- Born: Virginia Maria Clara Prinzessin von und zu Fürstenberg 5 October 1974 Genoa, Italy
- Died: 10 May 2023 (aged 48) Merano, Italy
- Spouse: Baron Alexandre Csillaghy de Pacsér ​ ​(m. 1992; div. 2003)​ Paco Polenghi ​ ​(m. 2004, divorced)​ Janusz Gawronski ​ ​(m. 2017; div. 2020)​
- Issue: Baron Miklós Tassilo Csillaghy de Pacsér Baroness Ginevra Csillaghy de Pacsér Clara Bacco Dondi dall'Orologio Otto Leone Polenghi Santiago Polenghi

Names
- Virginia Maria Clara Prinzessin von und zu Fürstenberg
- House: Fürstenberg
- Father: Prince Sebastian zu Fürstenberg
- Mother: Elisabetta Guarnati

= Virginia von Fürstenberg =

Italian designer (1974–2023)

Princess Virginia Maria Clara von und zu Fürstenberg (Virginia Maria Clara Prinzessin von und zu Fürstenberg; 5 October 1974 – 10 May 2023) was an Italian artist, poet, filmmaker, and fashion designer.

== Early life and family ==
Princess Virginia von Fürstenberg was born in Genoa, Italy on 5 October 1974 to Prince Sebastian zu Fürstenberg (b. 1950) and his wife, Elisabetta Guarnati (b. 1951).

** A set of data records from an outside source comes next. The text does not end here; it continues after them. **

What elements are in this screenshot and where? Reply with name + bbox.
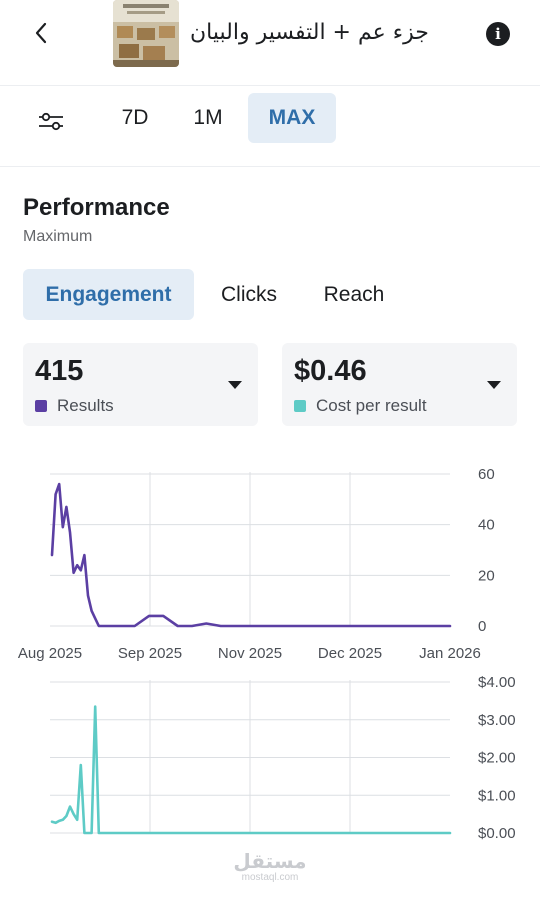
info-icon: i xyxy=(495,25,501,43)
results-label: Results xyxy=(57,396,114,415)
sliders-icon xyxy=(39,112,63,131)
y-tick-label: $0.00 xyxy=(478,825,516,842)
ad-title: جزء عم + التفسير والبيان xyxy=(190,20,429,45)
range-1m-button[interactable]: 1M xyxy=(193,106,223,129)
range-7d-button[interactable]: 7D xyxy=(121,106,149,129)
cost-card[interactable]: $0.46 Cost per result xyxy=(282,343,517,426)
ad-thumbnail-image xyxy=(113,0,179,67)
range-max-button[interactable]: MAX xyxy=(248,93,336,143)
top-bar: جزء عم + التفسير والبيان i xyxy=(0,0,540,86)
chevron-left-icon xyxy=(35,22,47,44)
info-button[interactable]: i xyxy=(486,22,510,46)
tab-engagement[interactable]: Engagement xyxy=(23,269,194,320)
tab-clicks[interactable]: Clicks xyxy=(221,282,277,306)
y-tick-label: $3.00 xyxy=(478,712,516,729)
y-tick-label: 60 xyxy=(478,466,495,483)
x-tick-label: Jan 2026 xyxy=(419,645,481,662)
y-tick-label: $1.00 xyxy=(478,787,516,804)
cost-chart: $4.00 $3.00 $2.00 $1.00 $0.00 xyxy=(50,674,516,842)
x-tick-label: Nov 2025 xyxy=(218,645,282,662)
results-dropdown-icon[interactable] xyxy=(228,381,242,389)
date-range-bar: 7D 1M MAX xyxy=(0,87,540,167)
y-tick-label: 0 xyxy=(478,618,486,635)
tab-reach[interactable]: Reach xyxy=(323,282,385,306)
performance-title: Performance xyxy=(23,194,170,221)
cost-dropdown-icon[interactable] xyxy=(487,381,501,389)
cost-label: Cost per result xyxy=(316,396,427,415)
x-tick-label: Sep 2025 xyxy=(118,645,182,662)
filter-button[interactable] xyxy=(36,107,66,137)
watermark-url: mostaql.com xyxy=(241,872,299,883)
series-line-0 xyxy=(50,705,452,835)
x-tick-label: Dec 2025 xyxy=(318,645,382,662)
back-button[interactable] xyxy=(26,18,56,48)
cost-legend-swatch xyxy=(294,400,306,412)
results-card[interactable]: 415 Results xyxy=(23,343,258,426)
ad-thumbnail[interactable] xyxy=(113,0,179,67)
y-tick-label: $2.00 xyxy=(478,750,516,767)
watermark: مستقل mostaql.com xyxy=(232,850,308,883)
x-tick-label: Aug 2025 xyxy=(18,645,82,662)
y-tick-label: 40 xyxy=(478,517,495,534)
results-value: 415 xyxy=(35,355,84,387)
results-chart: 60 40 20 0 Aug 2025 Sep 2025 Nov 2025 Dec 2025 J… xyxy=(18,466,495,662)
cost-value: $0.46 xyxy=(294,355,367,387)
results-legend-swatch xyxy=(35,400,47,412)
series-line-0 xyxy=(50,482,452,628)
y-tick-label: 20 xyxy=(478,567,495,584)
watermark-logo-text: مستقل xyxy=(233,849,307,873)
performance-subtitle: Maximum xyxy=(23,228,93,245)
y-tick-label: $4.00 xyxy=(478,674,516,691)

She was a member of an ancient Swabian House of Fürstenberg. Her paternal grandparents were Prince Tassilo zu Fürstenberg and Clara Agnelli. She was a niece of actress Princess Ira von Fürstenberg and fashion designer Prince Egon von Fürstenberg, the ex-husband of Diane von Fürstenberg. Von Fürstenberg was a first cousin of Prince Alexandre von Fürstenberg, Tatiana von Fürstenberg, Prince Hubertus of Hohenlohe-Langenburg, and the late Prince Christoph of Hohenlohe-Langenburg.

== Career ==
Von Fürstenberg was a fashion designer and creator of the fashion label Virginia Von Zu Furstenberg. She made her fashion debut in March 2011 at the Teatro Filodrammatici in Milan.

In September 2011, von Fürstenberg debuted a theatrical work titled DISMORPHOPHOBIA that combined spoken word, fashion, film, movement, and dance. She debuted her second collection at Milano Moda Donna in Milan on 23 September 2011. She also wrote poetry, and at times combined her poetry and fashion design in some of her work.

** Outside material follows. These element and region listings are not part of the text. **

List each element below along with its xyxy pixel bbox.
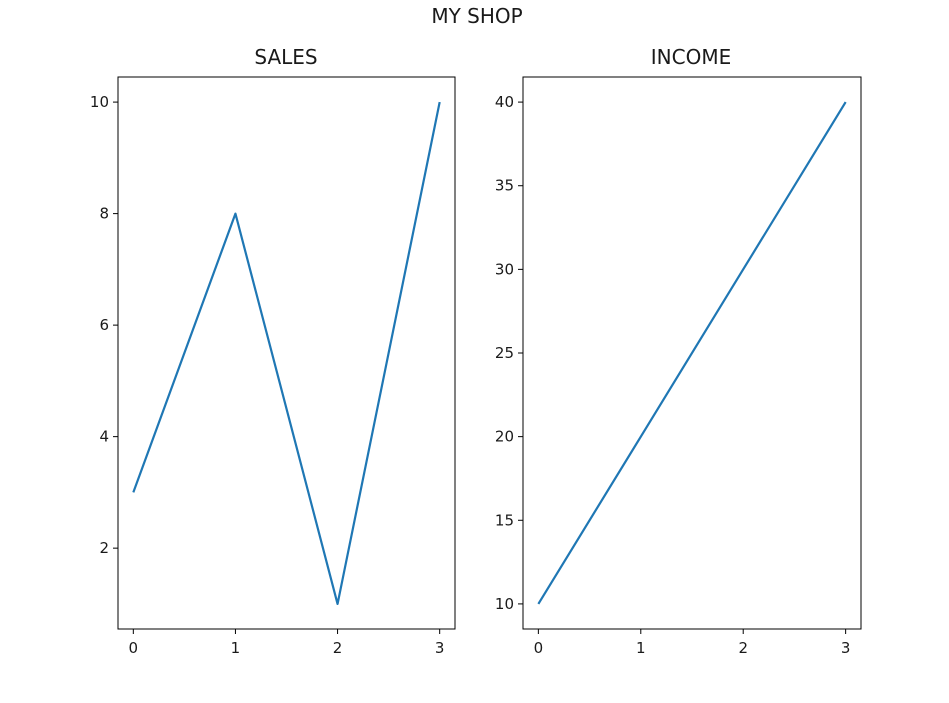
- sales-x-tick-label: 3: [435, 639, 445, 657]
- sales-series-line: [132, 101, 441, 606]
- sales-y-tick-label: 8: [99, 205, 109, 223]
- income-series-line: [537, 101, 847, 605]
- sales-axes-frame: [117, 76, 456, 630]
- sales-y-tick-label: 10: [90, 93, 109, 111]
- income-y-tick-label: 25: [495, 344, 514, 362]
- income-x-tick-label: 1: [636, 639, 646, 657]
- sales-x-tick-label: 0: [129, 639, 139, 657]
- income-y-tick-label: 40: [495, 93, 514, 111]
- income-y-tick-label: 10: [495, 595, 514, 613]
- income-y-tick-label: 20: [495, 428, 514, 446]
- sales-y-tick-label: 4: [99, 428, 109, 446]
- income-x-tick-label: 0: [534, 639, 544, 657]
- sales-y-tick-label: 2: [99, 539, 109, 557]
- figure-title: MY SHOP: [431, 4, 522, 28]
- sales-x-tick-label: 2: [333, 639, 343, 657]
- sales-chart-title: SALES: [254, 45, 317, 69]
- income-y-tick-label: 30: [495, 260, 514, 278]
- income-chart: INCOME 0 1 2 3 10 15 20 25 30 35 40: [495, 45, 862, 657]
- sales-x-tick-label: 1: [231, 639, 241, 657]
- sales-chart: SALES 0 1 2 3 2 4 6 8 10: [90, 45, 456, 657]
- income-y-tick-label: 15: [495, 511, 514, 529]
- sales-y-tick-label: 6: [99, 316, 109, 334]
- income-y-tick-label: 35: [495, 177, 514, 195]
- income-chart-title: INCOME: [651, 45, 731, 69]
- income-x-tick-label: 2: [738, 639, 748, 657]
- income-x-tick-label: 3: [841, 639, 851, 657]
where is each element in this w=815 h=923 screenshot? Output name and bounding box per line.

In 2012, she collaborated with Tommaso Trak to shoot a film focusing on the life of her great-grandmother, Virginia Bourbon del Monte. In 2017, von Fürstenberg created an art installation dedicated to her mother titled There was a nice home, which was displayed at the Grossetti Arte Gallery in Venice.

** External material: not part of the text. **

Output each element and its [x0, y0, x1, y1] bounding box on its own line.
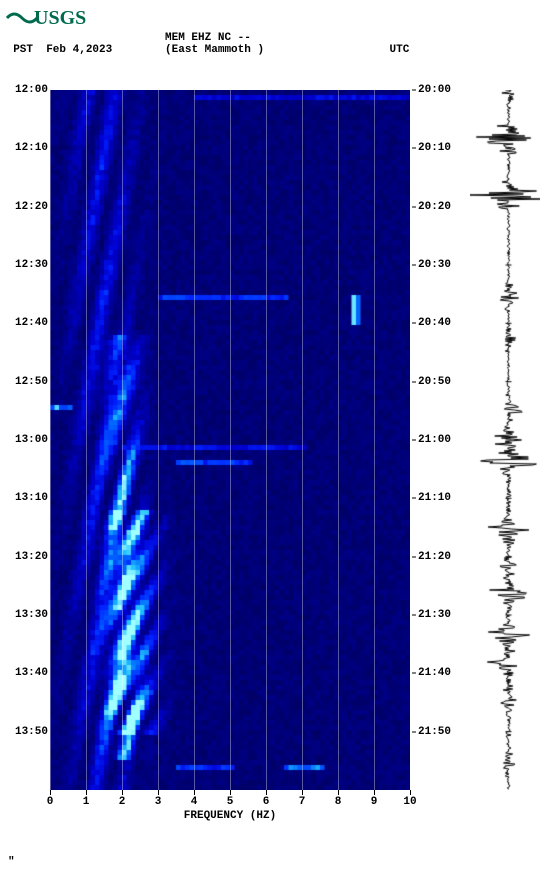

== Personal life and death ==
Von Fürstenberg married Baron Alexandre Csillaghy de Pacsér, a Hungarian nobleman, in 1992. Their son, Baron Miklós Tassilo Csillaghy, is an equestrian. Their daughter, Baroness Ginevra Csillaghy, has modeled for the Virginia Von Zu Furstenberg fashion line. She and Csillaghy de Pacsér divorced in 2003. In 2002, a year before her divorce was finalized, she gave birth to a daughter, Clara Bacco Dondi dall'Orologio, from her relationship with Giovanni Bacco Dondi dall'Orologio. In 2004, she married Paco Polenghi with whom she had two children, Otto Leone Maria Polenghi and Santiago Polenghi. Virginia and Polenghi later divorced. On 28 October 2017, she married Janusz Gawronski, Rawicz coat of arms, grandson of Jas Gawronski and a descendant of an ancient Polish noble family. In 2020, the couple divorced.

Von Fürstenberg went missing in October 2022 and again in February 2023, both times missing person reports were filed with Italian police.

She died on 10 May 2023, aged 48, after a falling from an upper-floor balcony at the Palace Hotel in Merano.